Confidence vote in government ‘big test’ for independents – People Before Profit

People Before Profit has said most householders have got ‘little or nothing’ from the Government’s €505 million package.
Confidence vote in government ‘big test’ for independents – People Before Profit

By Grainne Ni Aodha, Press Association

The vote of no confidence to be tabled against the government is a “big test” for independents who are part of the coalition, a TD has said.

Sinn Féin, the country's largest opposition party, are tabling the motion of no confidence in the Government on Tuesday.

It criticises the government for not reconvening the Dáil last week and not engaging directly with the protesters, while also calling on the government to take the “maximum action necessary” to cut fuel prices.

The Social Democrats, Labour, People Before Profit, and Independent Ireland have said they would back the motion.

It is unclear how several independents who have supported the Fianna Fáil-Fine Gael coalition government will vote.

People Before Profit TDs Richard Boyd Barrett and Paul Murphy said government-supporting independents will need to “decide which side they are on”.

“It’s a big test now, isn’t it?” Boyd Barrett said at a press conference held in Dublin about energy costs.

“Are the so-called independents just Fianna Fáil and Fine Gael in disguise or are they actually representing the interests of ordinary people?
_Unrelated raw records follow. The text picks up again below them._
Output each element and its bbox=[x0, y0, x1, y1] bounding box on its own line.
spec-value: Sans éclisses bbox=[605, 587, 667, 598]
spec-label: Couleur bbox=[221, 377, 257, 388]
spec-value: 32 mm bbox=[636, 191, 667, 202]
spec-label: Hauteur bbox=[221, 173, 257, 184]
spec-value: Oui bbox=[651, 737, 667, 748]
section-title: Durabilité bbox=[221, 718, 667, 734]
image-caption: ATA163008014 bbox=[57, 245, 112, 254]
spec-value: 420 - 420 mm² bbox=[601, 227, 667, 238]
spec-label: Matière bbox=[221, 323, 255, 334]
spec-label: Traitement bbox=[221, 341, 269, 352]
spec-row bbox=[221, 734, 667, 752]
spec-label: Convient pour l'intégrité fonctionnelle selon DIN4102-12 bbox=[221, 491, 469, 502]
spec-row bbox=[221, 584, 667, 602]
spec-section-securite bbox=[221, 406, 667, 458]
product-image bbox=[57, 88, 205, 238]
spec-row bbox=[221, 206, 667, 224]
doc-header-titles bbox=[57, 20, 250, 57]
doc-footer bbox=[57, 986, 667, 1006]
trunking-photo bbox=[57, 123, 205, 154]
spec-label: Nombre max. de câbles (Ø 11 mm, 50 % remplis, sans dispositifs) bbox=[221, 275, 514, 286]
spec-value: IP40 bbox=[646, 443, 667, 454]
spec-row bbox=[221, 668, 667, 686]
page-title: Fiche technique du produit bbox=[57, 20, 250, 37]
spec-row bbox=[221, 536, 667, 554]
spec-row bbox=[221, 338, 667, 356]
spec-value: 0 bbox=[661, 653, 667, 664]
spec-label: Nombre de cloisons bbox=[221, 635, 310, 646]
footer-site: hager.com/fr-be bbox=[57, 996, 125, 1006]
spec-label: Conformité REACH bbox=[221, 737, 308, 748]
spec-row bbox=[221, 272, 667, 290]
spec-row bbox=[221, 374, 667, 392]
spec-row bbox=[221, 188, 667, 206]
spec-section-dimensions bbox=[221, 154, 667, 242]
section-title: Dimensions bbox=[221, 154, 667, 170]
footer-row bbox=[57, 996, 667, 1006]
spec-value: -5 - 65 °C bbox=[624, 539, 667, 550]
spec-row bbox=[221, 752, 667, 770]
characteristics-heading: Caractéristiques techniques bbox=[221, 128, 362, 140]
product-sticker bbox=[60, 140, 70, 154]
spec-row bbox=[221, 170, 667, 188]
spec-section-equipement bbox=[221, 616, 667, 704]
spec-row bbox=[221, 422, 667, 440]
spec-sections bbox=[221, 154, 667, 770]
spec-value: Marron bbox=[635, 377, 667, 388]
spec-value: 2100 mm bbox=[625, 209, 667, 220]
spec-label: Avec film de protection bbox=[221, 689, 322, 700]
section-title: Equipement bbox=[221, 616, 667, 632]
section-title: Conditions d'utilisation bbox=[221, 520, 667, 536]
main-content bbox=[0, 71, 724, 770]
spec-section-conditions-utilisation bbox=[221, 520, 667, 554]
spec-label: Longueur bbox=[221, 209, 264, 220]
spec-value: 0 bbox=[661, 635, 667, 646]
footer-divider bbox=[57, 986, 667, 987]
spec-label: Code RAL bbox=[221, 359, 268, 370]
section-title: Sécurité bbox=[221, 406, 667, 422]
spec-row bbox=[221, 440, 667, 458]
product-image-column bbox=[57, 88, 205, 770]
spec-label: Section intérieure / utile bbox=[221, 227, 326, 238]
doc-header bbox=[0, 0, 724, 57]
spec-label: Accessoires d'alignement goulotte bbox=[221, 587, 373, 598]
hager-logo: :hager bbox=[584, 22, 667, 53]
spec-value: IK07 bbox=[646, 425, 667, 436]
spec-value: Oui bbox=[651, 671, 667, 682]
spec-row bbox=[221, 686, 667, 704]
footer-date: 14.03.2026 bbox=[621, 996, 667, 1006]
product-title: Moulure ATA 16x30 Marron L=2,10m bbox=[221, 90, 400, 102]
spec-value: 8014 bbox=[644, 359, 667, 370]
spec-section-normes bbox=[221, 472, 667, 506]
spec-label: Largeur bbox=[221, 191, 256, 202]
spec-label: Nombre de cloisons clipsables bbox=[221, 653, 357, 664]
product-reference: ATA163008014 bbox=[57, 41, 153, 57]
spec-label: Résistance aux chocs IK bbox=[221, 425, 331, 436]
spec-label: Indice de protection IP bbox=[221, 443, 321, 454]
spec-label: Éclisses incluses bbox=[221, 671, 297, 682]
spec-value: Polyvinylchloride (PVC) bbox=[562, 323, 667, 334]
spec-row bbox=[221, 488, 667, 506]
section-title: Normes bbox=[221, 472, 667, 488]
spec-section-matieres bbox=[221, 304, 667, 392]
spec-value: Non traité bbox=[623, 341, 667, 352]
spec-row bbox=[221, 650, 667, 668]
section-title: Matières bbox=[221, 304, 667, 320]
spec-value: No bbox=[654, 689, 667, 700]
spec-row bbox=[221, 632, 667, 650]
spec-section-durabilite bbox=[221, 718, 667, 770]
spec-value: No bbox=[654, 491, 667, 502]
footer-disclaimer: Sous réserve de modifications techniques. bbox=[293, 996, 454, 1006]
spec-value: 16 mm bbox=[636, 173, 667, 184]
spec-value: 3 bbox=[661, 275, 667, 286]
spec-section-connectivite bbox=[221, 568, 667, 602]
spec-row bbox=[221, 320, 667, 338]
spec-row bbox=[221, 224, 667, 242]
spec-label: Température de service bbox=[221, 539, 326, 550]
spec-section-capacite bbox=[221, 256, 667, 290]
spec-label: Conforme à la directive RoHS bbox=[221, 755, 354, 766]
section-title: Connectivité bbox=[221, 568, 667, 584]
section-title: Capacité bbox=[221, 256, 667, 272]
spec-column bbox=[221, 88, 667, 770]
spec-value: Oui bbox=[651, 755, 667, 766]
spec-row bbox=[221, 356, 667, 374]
So it’s a big test for them.

“We certainly believe that people out there who want action on the housing crisis, who feel Fianna Fáil and Fine Gael failed to deliver that should put maximum pressure on these so called independents to decide which side they are on.”

Murphy said Independent TD for Kerry Danny Healy-Ray needed to decide if he was “on the side of protesters or is he on the side of his brother, who is a government minister”.

“I think there is a real question for the independents.

“I think the independents have to recognise that if they vote confidence in this government, they are likely to pay a very, very serious price at the next general election.”

Murphy added: “We’ll see how the numbers pan out in the next day, the next 24 hours as to whether it’s possible to get a general election.

“If it isn’t possible, well, we do know that there’s going to be by-elections very, very shortly, the end of May, very early June, at the very, very latest.

“That poses a particular opportunity to voters in Dublin Central and Galway West to revolt at the ballot box, to send the strongest possible message to the government that we want you gone, we want meaningful action on cost of living.”

Murphy and Boyd Barrett were speaking at a press conference proposing a €5 billion emergency plan on energy.

The measures include a cap on the price of fuel: a cap of €1 per litre of home heating oil, of €1.75 per litre of petrol and diesel, and of €1 per litre of green diesel.

They said the government’s package of €505 million was insufficient to grapple with rising energy costs caused by the US and Israeli war in Iran.

Boyd Barrett, Murphy, and the party’s Dublin Central candidate Eoghan Ó Ceannabháin said the protests could mark a “new phase of protests” against the government.

The Affordable Ireland Coalition are due to meet this week to discuss its next phase of protest in the wake of the fuel protests.

Boyd Barrett said: “What the protests over fuel prices and by the hauliers and farmers really underline, in a fairly dramatic way, (is) the abysmal failure of the government to address the cost of living crisis that is absolutely crushing ordinary people, householders, workers and small businesses and small farmers across the country.

“The government have absolutely failed to heed the warnings of the opposition and the crushing impact that it’s having on working people.

“Most people, most working people, most householders, have got little or nothing from the package that the government are proposing, 10 cents on petrol and diesel against the background where diesel prices are off the charts, petrol prices are still dramatically higher than they were before the outbreak of Trump’s war.”

Asked whether the new phase of protests should include blockades, he said it was “a discussion that has to be had democratically” among trade union groups and workers.

“Certainly we are in favour of robust tactics that really force the cost of living crisis into the face of this government,” he said.

“The ideal sorts of action would be industrial action by workers, which would involve hundreds of thousands of workers who have been given nothing by this government but are being hammered with cost of living crisis.

“The exact tactics have to be discussed by workers and by that wider movement, but we need protest because the government is not listening to ordinary people.”

Councillor Kay Keane said: “I fully support the right to protest, and there is justifiably anger out there because of the ongoing cost-of-living crisis, which is actually the second one that we’re trying to deal with now.

“However, throughout this crisis, the government’s mantra of ‘everything is under review’ is just insulting to the ordinary workforce and households.

“When I go shopping, when I go to pay my bills, the same as many of my constituencies, we can’t put that under review.”